The web is a fickle mistress
So I've been doing some extracurricular web development work lately, and I figured I'd share what I learned:
1) The internets are filled with lies!
I'd mocked up a site using Ruby on Rails as the backend, and I'd gotten some new assets from our graphic designer to use as menu rollovers. I decided to do a little research to see if there was anything built in to Rails or Scriptaculous to help automate this task, when I came across a "usability" message forum, containing gems like "Don't use images in place of text!" (sure, maybe when the Browser Gods give me more than 3 fonts to work with).
Anyhow, one of the posts on there said something along the lines of "I can't stand it when I see noobs still using Javascript to do their menu rollovers instead of CSS", and I thought "Well, I certainly don't want some random stranger on the internet to think I'm a noob! I'd better check this out!"
Anyhow, the idea as outlined in the forum was to setup your links with a forced width/height in the CSS, and set a background image on them. You can then use the a:hover or a:active CSS elements to specify a different background image when they are rolled over or clicked on.
Brilliant! ...except it doesn't quite work, because some browsers don't gracefully cache background images, so they get loaded from scratch when you rollover them. And even the ones that do cache background images still result in flickering when you rollover the item.
Anyhow, it turns out that there's a workaround that my random forum friend didn't know about - you basically combine all your rollovers into a single image, then use CSS to change the image offset to swap images when you want to display the rollover. It's darned clever, although in the end I think it would've been faster for me to just roll my own Javascript preloader/rollover handler than muck around with all the images.
Of course, when editing the images, I couldn't help but notice that there was some significant artifacting on them, which leads me to:
2) JPEG is a piss-poor format for images with text in them!
Yeah, yeah, I knew this already (it's for photographic images, people!), but that's the format the graphic designer gave them to us in. At first glance they looked acceptable, but the more I looked at them, the more I couldn't stand it. So I had her regenerate the images as PNG, only to discover:
3) PNG has problems also!
So this is probably old news to anyone who has worked with the Macintosh, but the Mac uses a different gamma function than the PC. This means that if you have an RGB value, it'll look lighter on the Mac than it does on the PC - it's built right into the video drivers.
The creators of the PNG format, in their infinite wisdom, thought "hey, this is bad - our images might look different on different systems!" so they decided to put gamma information directly into the PNG file so when viewed with a well-behaved application, the image would look identical on different systems.
Sounds great, huh?
Except the rest of the world (like HTML) doesn't come with customizable gamma functions. So when your PNG file contains gamma information that doesn't match the built-in gamma function for your system, then the colors in the PNG won't match the other colors in your web page, even though they have identical RGB values. This is bad, if you want the background color of your image to match the background-color CSS setting on your page, for example.
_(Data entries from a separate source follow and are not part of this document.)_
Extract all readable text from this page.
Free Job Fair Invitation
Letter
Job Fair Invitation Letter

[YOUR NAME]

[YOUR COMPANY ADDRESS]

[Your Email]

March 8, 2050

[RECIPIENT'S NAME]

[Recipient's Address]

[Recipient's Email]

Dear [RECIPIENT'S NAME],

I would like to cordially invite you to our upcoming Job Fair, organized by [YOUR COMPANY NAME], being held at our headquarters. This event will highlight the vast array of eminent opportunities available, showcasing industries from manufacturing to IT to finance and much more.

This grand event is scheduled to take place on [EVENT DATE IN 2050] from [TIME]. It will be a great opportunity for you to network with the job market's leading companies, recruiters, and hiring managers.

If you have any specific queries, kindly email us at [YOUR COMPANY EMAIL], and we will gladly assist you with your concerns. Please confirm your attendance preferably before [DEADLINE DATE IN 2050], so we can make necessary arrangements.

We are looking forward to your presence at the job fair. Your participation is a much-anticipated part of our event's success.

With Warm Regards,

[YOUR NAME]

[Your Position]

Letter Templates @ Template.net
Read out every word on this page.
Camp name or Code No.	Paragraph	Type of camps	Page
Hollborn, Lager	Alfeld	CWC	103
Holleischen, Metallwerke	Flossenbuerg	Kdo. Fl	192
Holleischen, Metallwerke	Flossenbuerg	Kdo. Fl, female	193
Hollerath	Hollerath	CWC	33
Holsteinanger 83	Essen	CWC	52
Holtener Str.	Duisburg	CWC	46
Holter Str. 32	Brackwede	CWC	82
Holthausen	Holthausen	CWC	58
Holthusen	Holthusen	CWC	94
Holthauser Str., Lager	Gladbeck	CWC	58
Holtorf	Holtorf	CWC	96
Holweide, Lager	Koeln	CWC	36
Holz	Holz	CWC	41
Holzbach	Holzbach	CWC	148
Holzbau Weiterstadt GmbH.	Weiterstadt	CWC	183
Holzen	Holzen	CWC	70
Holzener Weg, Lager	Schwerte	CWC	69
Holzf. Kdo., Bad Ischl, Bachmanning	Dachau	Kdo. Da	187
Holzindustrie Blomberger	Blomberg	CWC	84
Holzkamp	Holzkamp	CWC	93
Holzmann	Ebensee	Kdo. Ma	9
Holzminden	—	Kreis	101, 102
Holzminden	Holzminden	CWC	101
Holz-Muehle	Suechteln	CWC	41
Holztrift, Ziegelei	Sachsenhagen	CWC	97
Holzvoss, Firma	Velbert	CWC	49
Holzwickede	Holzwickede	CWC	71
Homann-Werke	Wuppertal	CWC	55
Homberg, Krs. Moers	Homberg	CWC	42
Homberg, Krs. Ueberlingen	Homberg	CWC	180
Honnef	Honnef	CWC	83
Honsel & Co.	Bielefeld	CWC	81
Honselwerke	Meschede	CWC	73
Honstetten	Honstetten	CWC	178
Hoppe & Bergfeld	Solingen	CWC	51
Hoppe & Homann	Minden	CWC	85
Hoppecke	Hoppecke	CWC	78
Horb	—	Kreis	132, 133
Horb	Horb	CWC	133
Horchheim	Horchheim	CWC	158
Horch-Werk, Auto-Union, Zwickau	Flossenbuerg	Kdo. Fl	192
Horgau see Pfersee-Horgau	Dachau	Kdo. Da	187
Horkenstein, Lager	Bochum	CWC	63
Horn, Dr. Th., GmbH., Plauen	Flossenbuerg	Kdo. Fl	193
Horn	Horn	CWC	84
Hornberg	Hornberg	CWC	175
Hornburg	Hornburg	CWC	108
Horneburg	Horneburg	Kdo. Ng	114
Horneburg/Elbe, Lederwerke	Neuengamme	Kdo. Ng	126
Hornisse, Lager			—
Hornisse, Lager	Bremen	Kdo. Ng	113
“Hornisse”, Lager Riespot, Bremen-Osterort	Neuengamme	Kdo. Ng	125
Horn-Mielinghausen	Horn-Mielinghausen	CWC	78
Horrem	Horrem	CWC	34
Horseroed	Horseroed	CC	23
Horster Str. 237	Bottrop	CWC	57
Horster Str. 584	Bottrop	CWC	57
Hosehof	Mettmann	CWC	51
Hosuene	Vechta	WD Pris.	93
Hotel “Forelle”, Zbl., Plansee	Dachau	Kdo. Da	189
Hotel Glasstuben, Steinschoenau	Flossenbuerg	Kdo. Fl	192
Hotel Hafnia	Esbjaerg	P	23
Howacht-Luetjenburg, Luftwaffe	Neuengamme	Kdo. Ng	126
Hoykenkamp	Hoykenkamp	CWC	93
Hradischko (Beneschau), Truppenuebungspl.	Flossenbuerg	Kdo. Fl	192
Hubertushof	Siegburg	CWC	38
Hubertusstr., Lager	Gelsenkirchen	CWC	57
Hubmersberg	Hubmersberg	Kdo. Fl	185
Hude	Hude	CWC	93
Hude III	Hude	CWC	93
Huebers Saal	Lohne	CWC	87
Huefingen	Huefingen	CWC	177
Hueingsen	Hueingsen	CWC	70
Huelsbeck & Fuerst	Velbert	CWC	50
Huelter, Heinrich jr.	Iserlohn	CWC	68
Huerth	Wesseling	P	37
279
Turns out that Photoshop inserts this gamma information automatically, and there's no good way to keep it from doing this. The Mac version of Photoshop inserts gamma information that matches the Mac's gamma function - this means that everything looks perfect on the Mac (which is what most graphics professionals are going to use) but then looks off when viewed on a PC (which is what most web developers and the rest of the world use).
4) The internets will save you!
So of course a few minutes of searching on the internet yielded dozens of solutions, ranging from the inane ("don't use PNG!") to the obscure ("Go into this random File Info dialog in the latest version of Photoshop and delete this random chunk of file information!") to the pragmatic ("Use one of these free utilities to strip out the gamma info!"). I went for the pragmatic option - Ken Silverman (creator of the PNGOUT utility), I owe you a beer, man.